# Does Vegetable Oil Go Bad??



## pistolsmom (Mar 19, 2005)

I have 5 cakes to make for a fundraiser.......I have a big bottle of vegetable oil that I probally opened last year at this time when I had the cakes to make for the same fundraiser.....is it still good???


----------



## Evons hubby (Oct 3, 2005)

pistolsmom said:


> I have 5 cakes to make for a fundraiser.......I have a big bottle of vegetable oil that I probally opened last year at this time when I had the cakes to make for the same fundraiser.....is it still good???


I reuse my oil for deep frying over and over. I have a couple gallon thats at least two years old that I cooked our turkey in for Christmas. Never heard of good quality cooking oil going "bad". I do run a batch of french fries once in a while to clarify it, but dont know how it would work for baking. I am guessing it would be fine.


----------



## naturelover (Jun 6, 2006)

Yes, all vegetable oils can go rancid if they've been stored under the wrong conditions.

What kind of vegetable oil is it? What kind of container is it in, metal or glass or plastic? If it's glass or plastic, what color is the container?

Has it been sitting at room temperature for the past year or has it been stored in a cool dark place? 

Have you smelled it and tasted it yet to see if it has gone rancid?

.


----------



## pistolsmom (Mar 19, 2005)

It's Crisco in a plastic bottle.....I smelled it and its odesn't smell like sour or anything but I don't really know how it sould smell!


----------



## naturelover (Jun 6, 2006)

Well Crisco oil has a shelf life of approximately one year after it's been opened if it's been kept in a cool dark place. Taste it. If it tastes good to you then use it.

.


----------



## Ruby (May 10, 2002)

Trust me, if it was rancid you will know it, it smells horrible.


----------



## sheepish (Dec 9, 2006)

It won't be poisonous. Taste it. If it has gone bad it will taste bad.


----------



## Guest (Jan 9, 2012)

The nose will know. Give it a good sniff. If it doesn't smell "off" then it will be OK to use.

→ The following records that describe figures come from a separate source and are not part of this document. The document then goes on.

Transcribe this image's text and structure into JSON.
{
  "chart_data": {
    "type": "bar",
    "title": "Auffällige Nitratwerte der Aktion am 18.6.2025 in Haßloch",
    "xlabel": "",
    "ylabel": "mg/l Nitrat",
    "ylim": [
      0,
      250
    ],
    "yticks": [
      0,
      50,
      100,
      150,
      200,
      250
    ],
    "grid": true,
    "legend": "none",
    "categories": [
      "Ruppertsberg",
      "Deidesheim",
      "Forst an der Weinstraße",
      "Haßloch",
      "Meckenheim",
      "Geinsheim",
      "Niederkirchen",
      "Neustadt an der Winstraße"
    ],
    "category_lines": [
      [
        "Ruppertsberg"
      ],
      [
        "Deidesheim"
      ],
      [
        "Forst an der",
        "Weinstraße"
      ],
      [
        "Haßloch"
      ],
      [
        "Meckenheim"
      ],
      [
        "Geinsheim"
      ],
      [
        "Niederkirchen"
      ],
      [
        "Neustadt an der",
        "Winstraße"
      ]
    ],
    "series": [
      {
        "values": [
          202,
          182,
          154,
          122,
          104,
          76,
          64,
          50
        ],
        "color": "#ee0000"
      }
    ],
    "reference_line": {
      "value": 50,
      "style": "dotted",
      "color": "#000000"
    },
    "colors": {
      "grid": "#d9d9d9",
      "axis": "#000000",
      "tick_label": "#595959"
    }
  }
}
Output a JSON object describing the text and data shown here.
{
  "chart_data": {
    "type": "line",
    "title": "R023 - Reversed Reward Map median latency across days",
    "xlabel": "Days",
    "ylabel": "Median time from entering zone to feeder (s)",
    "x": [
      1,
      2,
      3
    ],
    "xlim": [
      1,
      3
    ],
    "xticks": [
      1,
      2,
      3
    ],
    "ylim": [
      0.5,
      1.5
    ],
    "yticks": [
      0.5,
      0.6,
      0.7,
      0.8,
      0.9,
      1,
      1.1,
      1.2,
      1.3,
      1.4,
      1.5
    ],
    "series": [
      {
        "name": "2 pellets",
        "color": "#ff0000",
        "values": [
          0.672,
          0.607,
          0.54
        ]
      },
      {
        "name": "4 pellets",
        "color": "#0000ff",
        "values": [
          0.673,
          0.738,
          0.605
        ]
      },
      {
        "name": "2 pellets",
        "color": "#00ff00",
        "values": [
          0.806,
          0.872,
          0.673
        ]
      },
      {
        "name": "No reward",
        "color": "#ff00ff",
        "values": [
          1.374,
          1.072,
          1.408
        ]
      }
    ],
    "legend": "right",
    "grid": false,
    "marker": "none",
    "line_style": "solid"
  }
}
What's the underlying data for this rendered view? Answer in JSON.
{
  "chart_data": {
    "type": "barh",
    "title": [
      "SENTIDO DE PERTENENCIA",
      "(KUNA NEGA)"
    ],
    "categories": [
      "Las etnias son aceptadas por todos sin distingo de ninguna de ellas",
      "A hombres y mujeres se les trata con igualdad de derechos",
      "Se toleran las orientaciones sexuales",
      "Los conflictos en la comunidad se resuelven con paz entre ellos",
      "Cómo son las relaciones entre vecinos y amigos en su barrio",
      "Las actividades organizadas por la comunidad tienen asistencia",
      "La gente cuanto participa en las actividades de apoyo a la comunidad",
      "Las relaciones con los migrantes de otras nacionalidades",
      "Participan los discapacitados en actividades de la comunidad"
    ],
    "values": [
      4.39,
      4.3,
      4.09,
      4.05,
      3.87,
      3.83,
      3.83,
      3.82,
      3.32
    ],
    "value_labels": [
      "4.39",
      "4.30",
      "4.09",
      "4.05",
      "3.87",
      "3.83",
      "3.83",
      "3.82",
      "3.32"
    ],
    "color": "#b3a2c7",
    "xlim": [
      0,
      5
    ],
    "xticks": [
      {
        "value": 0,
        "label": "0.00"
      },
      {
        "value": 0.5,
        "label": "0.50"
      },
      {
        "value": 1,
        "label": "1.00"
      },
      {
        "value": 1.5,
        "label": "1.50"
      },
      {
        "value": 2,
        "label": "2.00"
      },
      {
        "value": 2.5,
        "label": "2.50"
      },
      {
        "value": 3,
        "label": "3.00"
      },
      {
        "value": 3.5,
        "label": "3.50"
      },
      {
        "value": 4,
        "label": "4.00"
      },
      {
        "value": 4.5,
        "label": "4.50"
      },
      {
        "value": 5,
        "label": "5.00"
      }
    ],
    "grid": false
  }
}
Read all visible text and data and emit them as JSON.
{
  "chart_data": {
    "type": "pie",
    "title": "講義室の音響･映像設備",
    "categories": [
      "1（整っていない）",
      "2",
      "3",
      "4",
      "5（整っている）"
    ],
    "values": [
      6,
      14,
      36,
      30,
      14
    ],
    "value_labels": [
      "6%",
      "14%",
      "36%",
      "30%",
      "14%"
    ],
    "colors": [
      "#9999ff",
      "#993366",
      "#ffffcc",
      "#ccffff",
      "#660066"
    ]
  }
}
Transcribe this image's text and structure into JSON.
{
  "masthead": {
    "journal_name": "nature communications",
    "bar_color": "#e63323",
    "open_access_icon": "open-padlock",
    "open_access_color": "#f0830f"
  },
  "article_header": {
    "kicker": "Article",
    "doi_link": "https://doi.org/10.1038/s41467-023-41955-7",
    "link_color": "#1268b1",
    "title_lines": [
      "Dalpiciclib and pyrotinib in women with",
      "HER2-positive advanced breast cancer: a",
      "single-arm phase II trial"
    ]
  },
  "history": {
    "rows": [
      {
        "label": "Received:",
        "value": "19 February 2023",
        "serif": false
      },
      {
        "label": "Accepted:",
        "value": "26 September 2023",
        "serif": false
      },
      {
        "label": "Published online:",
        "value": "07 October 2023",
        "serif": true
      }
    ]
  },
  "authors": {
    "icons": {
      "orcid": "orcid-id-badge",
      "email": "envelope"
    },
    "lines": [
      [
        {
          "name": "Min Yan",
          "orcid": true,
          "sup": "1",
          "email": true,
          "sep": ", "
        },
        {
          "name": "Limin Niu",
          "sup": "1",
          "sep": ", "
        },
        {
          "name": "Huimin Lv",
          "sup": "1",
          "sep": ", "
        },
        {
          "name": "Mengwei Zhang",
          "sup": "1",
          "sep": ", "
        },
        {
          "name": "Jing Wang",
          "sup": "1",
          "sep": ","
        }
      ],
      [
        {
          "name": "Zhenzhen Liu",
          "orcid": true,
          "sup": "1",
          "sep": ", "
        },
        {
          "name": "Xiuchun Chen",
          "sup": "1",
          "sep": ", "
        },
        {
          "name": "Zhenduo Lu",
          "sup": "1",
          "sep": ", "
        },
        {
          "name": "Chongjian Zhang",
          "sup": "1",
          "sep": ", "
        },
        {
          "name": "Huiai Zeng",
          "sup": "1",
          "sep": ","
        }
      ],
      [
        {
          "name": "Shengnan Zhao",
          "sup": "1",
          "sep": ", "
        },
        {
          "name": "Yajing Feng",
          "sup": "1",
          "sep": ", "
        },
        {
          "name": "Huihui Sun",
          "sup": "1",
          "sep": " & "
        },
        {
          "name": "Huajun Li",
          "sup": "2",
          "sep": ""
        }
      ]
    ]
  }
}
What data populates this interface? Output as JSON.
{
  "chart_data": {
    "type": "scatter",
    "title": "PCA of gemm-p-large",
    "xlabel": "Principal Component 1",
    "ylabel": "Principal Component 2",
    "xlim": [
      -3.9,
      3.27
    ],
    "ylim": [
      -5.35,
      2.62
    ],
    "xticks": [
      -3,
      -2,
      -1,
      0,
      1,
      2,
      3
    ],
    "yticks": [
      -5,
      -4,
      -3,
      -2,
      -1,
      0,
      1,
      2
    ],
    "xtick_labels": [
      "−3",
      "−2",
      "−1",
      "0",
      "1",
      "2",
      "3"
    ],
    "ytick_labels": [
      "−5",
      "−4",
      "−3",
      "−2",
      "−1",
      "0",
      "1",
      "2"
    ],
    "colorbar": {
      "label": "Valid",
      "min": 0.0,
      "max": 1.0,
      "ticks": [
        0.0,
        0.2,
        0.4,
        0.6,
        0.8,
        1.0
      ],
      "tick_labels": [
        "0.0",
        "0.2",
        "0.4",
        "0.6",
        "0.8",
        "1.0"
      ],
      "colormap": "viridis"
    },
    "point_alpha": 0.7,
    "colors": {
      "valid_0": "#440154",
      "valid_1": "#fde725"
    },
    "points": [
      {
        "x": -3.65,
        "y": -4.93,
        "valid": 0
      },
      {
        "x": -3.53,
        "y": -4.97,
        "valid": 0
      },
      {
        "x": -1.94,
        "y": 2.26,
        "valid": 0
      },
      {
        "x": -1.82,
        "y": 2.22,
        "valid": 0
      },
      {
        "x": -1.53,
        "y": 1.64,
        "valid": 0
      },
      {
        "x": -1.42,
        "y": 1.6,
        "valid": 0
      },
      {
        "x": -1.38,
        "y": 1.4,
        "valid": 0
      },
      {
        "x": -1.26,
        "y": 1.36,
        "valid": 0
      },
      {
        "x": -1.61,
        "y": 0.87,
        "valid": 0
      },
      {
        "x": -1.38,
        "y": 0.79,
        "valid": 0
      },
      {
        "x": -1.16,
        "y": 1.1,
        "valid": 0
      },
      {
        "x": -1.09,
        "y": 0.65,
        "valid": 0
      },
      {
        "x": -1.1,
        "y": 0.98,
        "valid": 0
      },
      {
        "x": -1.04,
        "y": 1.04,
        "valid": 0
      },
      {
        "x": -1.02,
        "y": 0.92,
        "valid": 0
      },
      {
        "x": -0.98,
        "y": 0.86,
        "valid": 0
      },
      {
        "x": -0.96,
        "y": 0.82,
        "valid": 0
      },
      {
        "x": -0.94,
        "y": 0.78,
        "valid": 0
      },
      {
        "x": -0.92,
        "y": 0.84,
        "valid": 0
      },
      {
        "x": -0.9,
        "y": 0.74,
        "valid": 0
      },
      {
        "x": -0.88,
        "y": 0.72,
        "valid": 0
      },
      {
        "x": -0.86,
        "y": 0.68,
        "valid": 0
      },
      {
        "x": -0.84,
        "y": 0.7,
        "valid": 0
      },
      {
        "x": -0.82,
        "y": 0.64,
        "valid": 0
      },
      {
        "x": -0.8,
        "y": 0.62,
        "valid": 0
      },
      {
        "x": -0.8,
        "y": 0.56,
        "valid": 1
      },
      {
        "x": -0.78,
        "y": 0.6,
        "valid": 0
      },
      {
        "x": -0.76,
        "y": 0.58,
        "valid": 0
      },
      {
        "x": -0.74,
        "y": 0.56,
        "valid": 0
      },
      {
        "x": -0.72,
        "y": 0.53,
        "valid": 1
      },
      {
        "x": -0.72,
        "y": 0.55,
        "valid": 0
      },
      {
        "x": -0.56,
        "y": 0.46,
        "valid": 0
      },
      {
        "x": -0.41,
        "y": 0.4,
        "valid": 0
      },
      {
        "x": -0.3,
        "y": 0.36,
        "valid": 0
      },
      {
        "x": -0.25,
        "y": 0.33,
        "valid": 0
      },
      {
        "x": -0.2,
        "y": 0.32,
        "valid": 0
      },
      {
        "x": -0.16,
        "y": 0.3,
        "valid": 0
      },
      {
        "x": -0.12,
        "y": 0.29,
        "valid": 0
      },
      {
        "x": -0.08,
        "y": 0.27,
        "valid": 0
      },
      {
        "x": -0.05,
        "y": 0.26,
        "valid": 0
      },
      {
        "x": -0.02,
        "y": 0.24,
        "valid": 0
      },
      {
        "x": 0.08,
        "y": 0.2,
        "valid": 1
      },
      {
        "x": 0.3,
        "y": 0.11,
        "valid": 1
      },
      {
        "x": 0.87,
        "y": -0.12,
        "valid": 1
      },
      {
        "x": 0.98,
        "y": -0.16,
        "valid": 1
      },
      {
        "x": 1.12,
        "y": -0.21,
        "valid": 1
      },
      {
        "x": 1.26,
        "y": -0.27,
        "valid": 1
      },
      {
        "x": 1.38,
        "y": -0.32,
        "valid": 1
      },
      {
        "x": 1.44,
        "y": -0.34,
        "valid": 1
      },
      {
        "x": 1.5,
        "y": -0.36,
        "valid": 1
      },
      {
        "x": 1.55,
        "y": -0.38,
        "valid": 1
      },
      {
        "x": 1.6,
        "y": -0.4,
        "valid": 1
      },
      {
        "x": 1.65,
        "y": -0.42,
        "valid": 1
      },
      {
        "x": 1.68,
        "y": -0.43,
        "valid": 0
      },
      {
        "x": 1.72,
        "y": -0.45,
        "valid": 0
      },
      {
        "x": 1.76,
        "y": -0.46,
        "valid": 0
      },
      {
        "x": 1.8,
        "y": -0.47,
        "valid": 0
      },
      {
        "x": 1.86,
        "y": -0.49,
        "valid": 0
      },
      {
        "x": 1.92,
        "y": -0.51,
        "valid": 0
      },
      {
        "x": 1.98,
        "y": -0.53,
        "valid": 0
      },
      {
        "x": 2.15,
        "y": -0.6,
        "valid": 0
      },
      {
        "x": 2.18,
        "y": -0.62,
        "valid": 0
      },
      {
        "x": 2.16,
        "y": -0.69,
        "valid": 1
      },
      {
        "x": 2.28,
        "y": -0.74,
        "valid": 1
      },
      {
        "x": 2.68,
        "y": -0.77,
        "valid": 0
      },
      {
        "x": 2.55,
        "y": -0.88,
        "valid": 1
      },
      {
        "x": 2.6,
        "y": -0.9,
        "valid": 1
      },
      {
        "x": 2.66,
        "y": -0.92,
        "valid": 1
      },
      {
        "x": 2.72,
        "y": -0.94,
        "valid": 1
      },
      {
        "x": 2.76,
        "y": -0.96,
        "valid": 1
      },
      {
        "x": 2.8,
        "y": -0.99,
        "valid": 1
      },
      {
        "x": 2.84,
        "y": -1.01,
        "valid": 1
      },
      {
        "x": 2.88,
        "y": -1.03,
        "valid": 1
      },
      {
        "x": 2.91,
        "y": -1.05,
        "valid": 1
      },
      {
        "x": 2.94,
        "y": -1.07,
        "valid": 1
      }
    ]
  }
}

But it is time to use it up and replace it.


----------



## Joshie (Dec 8, 2008)

Yes, it does bad. My mom keeps Crisco forever. Oil gets a stronger than normal smell to it. If it smells like that it tastes like that. I'd pitch oil that hasn't been used since last year. I think it gives food a bad taste after a few months. I wouldn't eat oil that was six months old. 

Bad oil isn't sour. It has a stronger than normal smell. Newer oil should smell faintly. It isn't good far before it's actually rancid.


----------



## stamphappy (Jul 29, 2010)

OH dear. We have olive oil that is probaby 4 years old. We use it with basalmic vinegar to dip bread into. We do it rarely so that's why it's been in the cupboard. It doesn't smell bad so I wonder if it's just certain oils that go rancid?


----------



## cmtigger (Aug 19, 2011)

It depends on the oil- all oils can go rancid, but they go rancid at different speeds. I've found that vegetable oil and sesame oil go rancid pretty fast, and that olive oil and walnut oil have much longer shelf lives.

You'll know if it's bad. The smell and taste will be off.


----------



## Lindafisk (Nov 17, 2004)

I hardly ever post but found this earlier and thought I should put it here...don't know for sure what is true or false but I use peanut oil and save my bacon grease and chicken fat to cook with!http://healthimpactnews.com/2012/the-complete-guide-to-fats-and-oils-%E2%80%93-what-to-cook-with-or-not-what-to-avoid-and-why/


----------